All of these considerations, together with others raised by HFW, mean that a meat eater must be educated, adventurous, and thrifty with meat, ensuring that he gets the most of the meat that he purchases so that it is a satisfying experience informed by a carefully articulated moral stance.

January 22, 2012

A presumptuous announcement and endeavor

Because nothing comes of doing nothing, and because it's time I did something other than complain or mock others (no matter how pithily) on this blog, I've decided that I'm going to re-start this great book that I've been reading and keep a journal here.

Announcing, with great presumption and pretentiousness, the start of a blogging extravaganza about "The River Cottage MEAT Book" by Hugh Fearnley-Whittingstall (HFW).

OK, so I love to eat meat, and it's a bit of a problem, if you will, because I'm also an environmentalist and a water specialist to boot. It's hard to combine a love of meat with a philosophy of respect for the Earth and its non-human inhabitants.
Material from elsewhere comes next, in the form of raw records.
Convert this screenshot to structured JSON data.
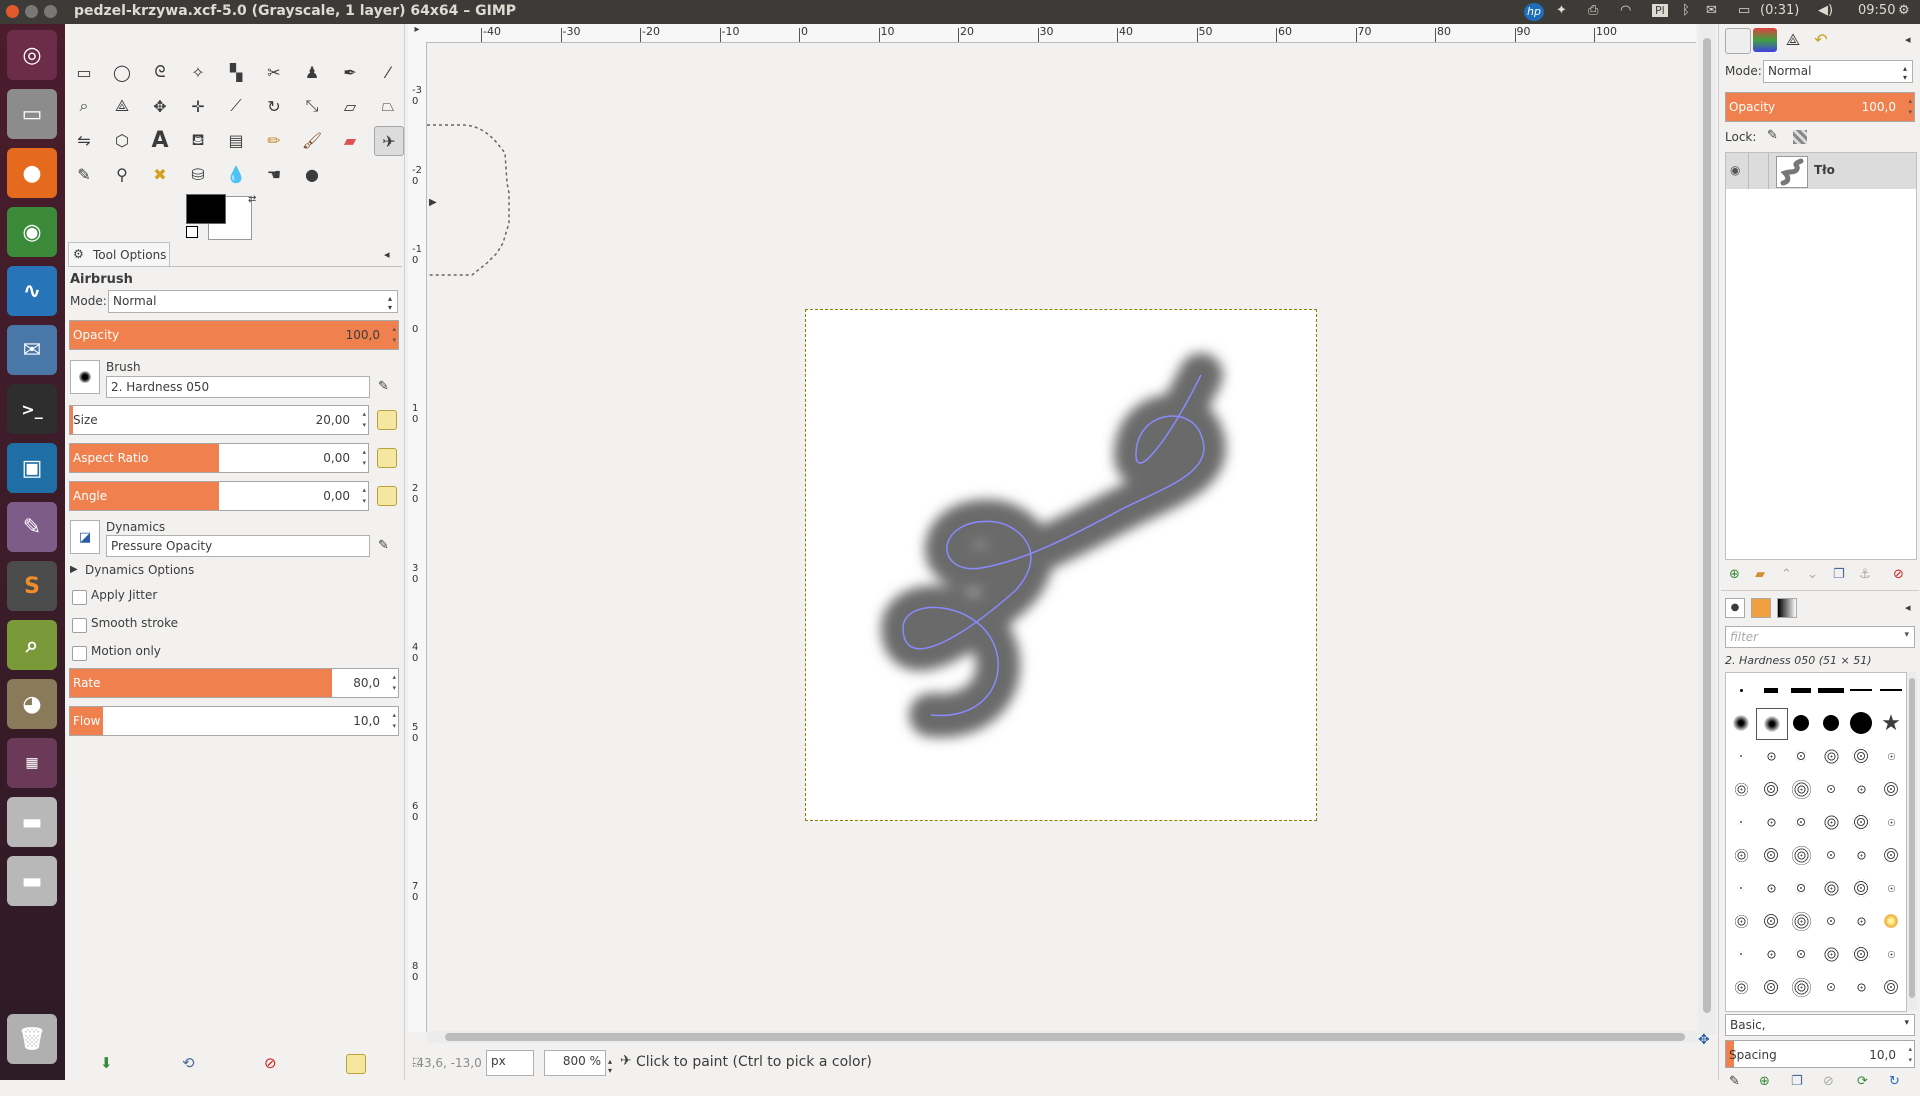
{
  "window": {
    "title": "pedzel-krzywa.xcf-5.0 (Grayscale, 1 layer) 64x64 – GIMP",
    "keyboard": "Pl",
    "battery": "(0:31)",
    "clock": "09:50"
  },
  "launcher": {
    "items": [
      "ubuntu-dash",
      "files",
      "firefox",
      "chrome",
      "system-monitor",
      "thunderbird",
      "terminal",
      "software",
      "settings",
      "sublime-text",
      "image-viewer",
      "gimp",
      "workspaces",
      "drive-1",
      "drive-2",
      "trash"
    ]
  },
  "toolbox": {
    "tools": [
      "rect-select",
      "ellipse-select",
      "free-select",
      "fuzzy-select",
      "select-by-color",
      "scissors",
      "foreground-select",
      "paths",
      "color-picker",
      "zoom",
      "measure",
      "move",
      "align",
      "crop",
      "rotate",
      "scale",
      "shear",
      "perspective",
      "flip",
      "cage",
      "warp",
      "text",
      "bucket-fill",
      "blend",
      "pencil",
      "paintbrush",
      "eraser",
      "airbrush",
      "ink",
      "clone",
      "heal",
      "perspective-clone",
      "blur",
      "smudge",
      "dodge-burn"
    ]
  },
  "tool_options": {
    "tab_label": "Tool Options",
    "tool_name": "Airbrush",
    "mode_label": "Mode:",
    "mode_value": "Normal",
    "opacity": {
      "label": "Opacity",
      "value": "100,0",
      "fraction": 1.0
    },
    "brush_label": "Brush",
    "brush_value": "2. Hardness 050",
    "size": {
      "label": "Size",
      "value": "20,00",
      "fraction": 0.01
    },
    "aspect_ratio": {
      "label": "Aspect Ratio",
      "value": "0,00",
      "fraction": 0.5
    },
    "angle": {
      "label": "Angle",
      "value": "0,00",
      "fraction": 0.5
    },
    "dynamics_label": "Dynamics",
    "dynamics_value": "Pressure Opacity",
    "dynamics_options": "Dynamics Options",
    "apply_jitter": "Apply Jitter",
    "smooth_stroke": "Smooth stroke",
    "motion_only": "Motion only",
    "rate": {
      "label": "Rate",
      "value": "80,0",
      "fraction": 0.8
    },
    "flow": {
      "label": "Flow",
      "value": "10,0",
      "fraction": 0.1
    }
  },
  "ruler": {
    "h_ticks": [
      "-40",
      "-30",
      "-20",
      "-10",
      "0",
      "10",
      "20",
      "30",
      "40",
      "50",
      "60",
      "70",
      "80",
      "90",
      "100"
    ],
    "v_ticks": [
      "-3\n0",
      "-2\n0",
      "-1\n0",
      "0",
      "1\n0",
      "2\n0",
      "3\n0",
      "4\n0",
      "5\n0",
      "6\n0",
      "7\n0",
      "8\n0"
    ]
  },
  "status": {
    "coords": "-43,6, -13,0",
    "unit": "px",
    "zoom": "800 %",
    "message": "Click to paint (Ctrl to pick a color)"
  },
  "layers": {
    "mode_label": "Mode:",
    "mode_value": "Normal",
    "opacity_label": "Opacity",
    "opacity_value": "100,0",
    "lock_label": "Lock:",
    "layer_name": "Tło"
  },
  "brushes": {
    "filter_placeholder": "filter",
    "current": "2. Hardness 050 (51 × 51)",
    "tag": "Basic,",
    "spacing_label": "Spacing",
    "spacing_value": "10,0"
  },
  "colors": {
    "accent": "#f0814e",
    "launcher_bg": "#4a1c2c",
    "topbar_bg": "#3c3b37"
  }
}
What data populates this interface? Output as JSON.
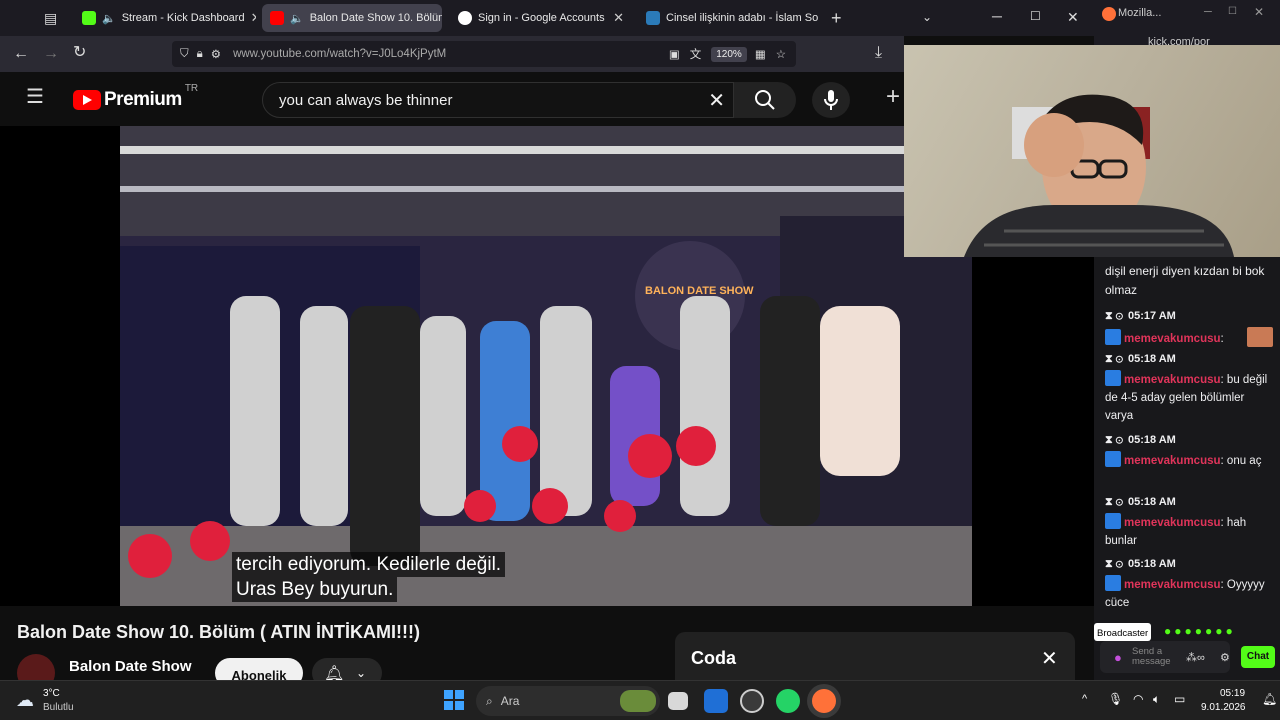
{
  "browser": {
    "tabs": [
      {
        "label": "Stream - Kick Dashboard",
        "color": "#53fc18"
      },
      {
        "label": "Balon Date Show 10. Bölüm",
        "color": "#ff0000"
      },
      {
        "label": "Sign in - Google Accounts",
        "color": "#4285f4"
      },
      {
        "label": "Cinsel ilişkinin adabı - İslam Soru",
        "color": "#2b7bb9"
      }
    ],
    "url": "www.youtube.com/watch?v=J0Lo4KjPytM",
    "zoom": "120%",
    "second_window_title": "Mozilla...",
    "second_window_url": "kick.com/por"
  },
  "youtube": {
    "logo": "Premium",
    "country": "TR",
    "search_value": "you can always be thinner",
    "video_caption_line1": "tercih ediyorum. Kedilerle değil.",
    "video_caption_line2": "Uras Bey buyurun.",
    "sign_text": "BALON DATE SHOW",
    "video_title": "Balon Date Show 10. Bölüm ( ATIN İNTİKAMI!!!)",
    "channel": "Balon Date Show",
    "subscribe": "Abonelik",
    "coda_title": "Coda"
  },
  "chat": {
    "top_message": "dişil enerji diyen kızdan bi bok olmaz",
    "messages": [
      {
        "time": "05:17 AM",
        "user": "memevakumcusu",
        "text": ""
      },
      {
        "time": "05:18 AM",
        "user": "memevakumcusu",
        "text": "bu değil de 4-5 aday gelen bölümler varya"
      },
      {
        "time": "05:18 AM",
        "user": "memevakumcusu",
        "text": "onu aç"
      },
      {
        "time": "05:18 AM",
        "user": "memevakumcusu",
        "text": "hah bunlar"
      },
      {
        "time": "05:18 AM",
        "user": "memevakumcusu",
        "text": "Oyyyyy cüce"
      }
    ],
    "broadcaster": "Broadcaster",
    "placeholder": "Send a message",
    "send": "Chat"
  },
  "taskbar": {
    "weather_temp": "3°C",
    "weather_desc": "Bulutlu",
    "search": "Ara",
    "time": "05:19",
    "date": "9.01.2026"
  }
}
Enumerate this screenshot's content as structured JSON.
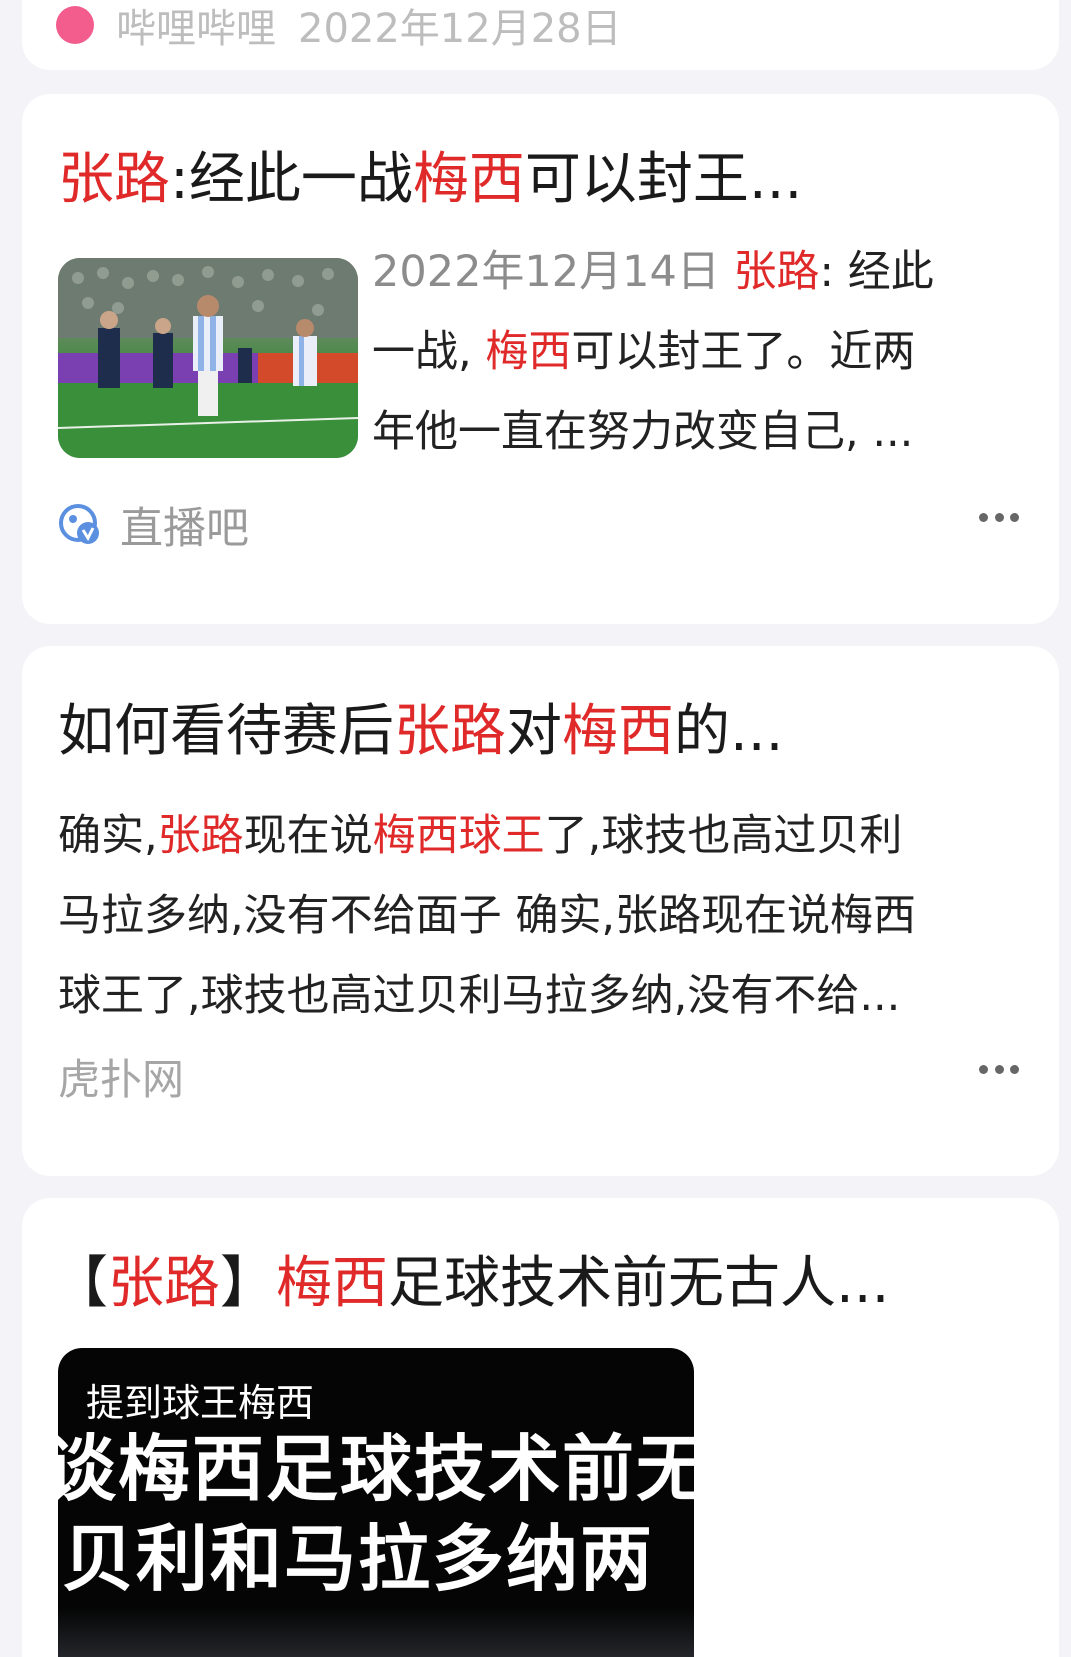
{
  "top_card": {
    "source": "哔哩哔哩",
    "date": "2022年12月28日"
  },
  "card1": {
    "title_parts": [
      "张路",
      ":经此一战",
      "梅西",
      "可以封王..."
    ],
    "snippet_lines": [
      [
        "2022年12月14日 ",
        "张路",
        ": 经此"
      ],
      [
        "一战, ",
        "梅西",
        "可以封王了。近两"
      ],
      [
        "年他一直在努力改变自己, ..."
      ]
    ],
    "source": "直播吧",
    "source_icon": "zhibo8-logo-icon"
  },
  "card2": {
    "title_parts": [
      "如何看待赛后",
      "张路",
      "对",
      "梅西",
      "的..."
    ],
    "snippet_lines": [
      [
        "确实,",
        "张路",
        "现在说",
        "梅西球王",
        "了,球技也高过贝利"
      ],
      [
        "马拉多纳,没有不给面子 确实,张路现在说梅西"
      ],
      [
        "球王了,球技也高过贝利马拉多纳,没有不给..."
      ]
    ],
    "source": "虎扑网"
  },
  "card3": {
    "title_parts": [
      "【",
      "张路",
      "】",
      "梅西",
      "足球技术前无古人..."
    ],
    "video_caption": "提到球王梅西",
    "video_subtitle_lines": [
      "谈梅西足球技术前无",
      "贝利和马拉多纳两"
    ]
  },
  "colors": {
    "highlight": "#e02a2a",
    "meta_gray": "#9a9a9a",
    "page_bg": "#f4f4f8"
  }
}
I decided to read this book in its entirety because I started reading it months ago at some friends' ranch in Texas and I know that it offers a different philosophy about meat eating (also, because my wife bought it for me for Christmas).

You'll have to excuse the haphazard way in which this is going to go, because I'm not much good at book reports (never was, really). What I'm going to do is read a few paragraphs or pages a night and drop down a reaction here.

HFW and I agree that there's a major problem with the way most of the meat produced in the Western world reaches the plates of the people consuming it. There's a problem with quality, there's a problem with quantity, there's a problem with preparation. In addition, there's an ecological problem: the intensive production of meat is extremely bad for the environment, and a moral problem: intensively farmed animal live miserable, sick lives in inhumane (one should say in-animal) conditions.

While HFW is a bit of a megalomaniac, aiming to change the way millions of people consume meat (no less), he's got a very good point and one worth making at length and in detail, so that we can learn enough that we'll never have to finish our plate (of meat) and be sorry that "an animal had to die for that".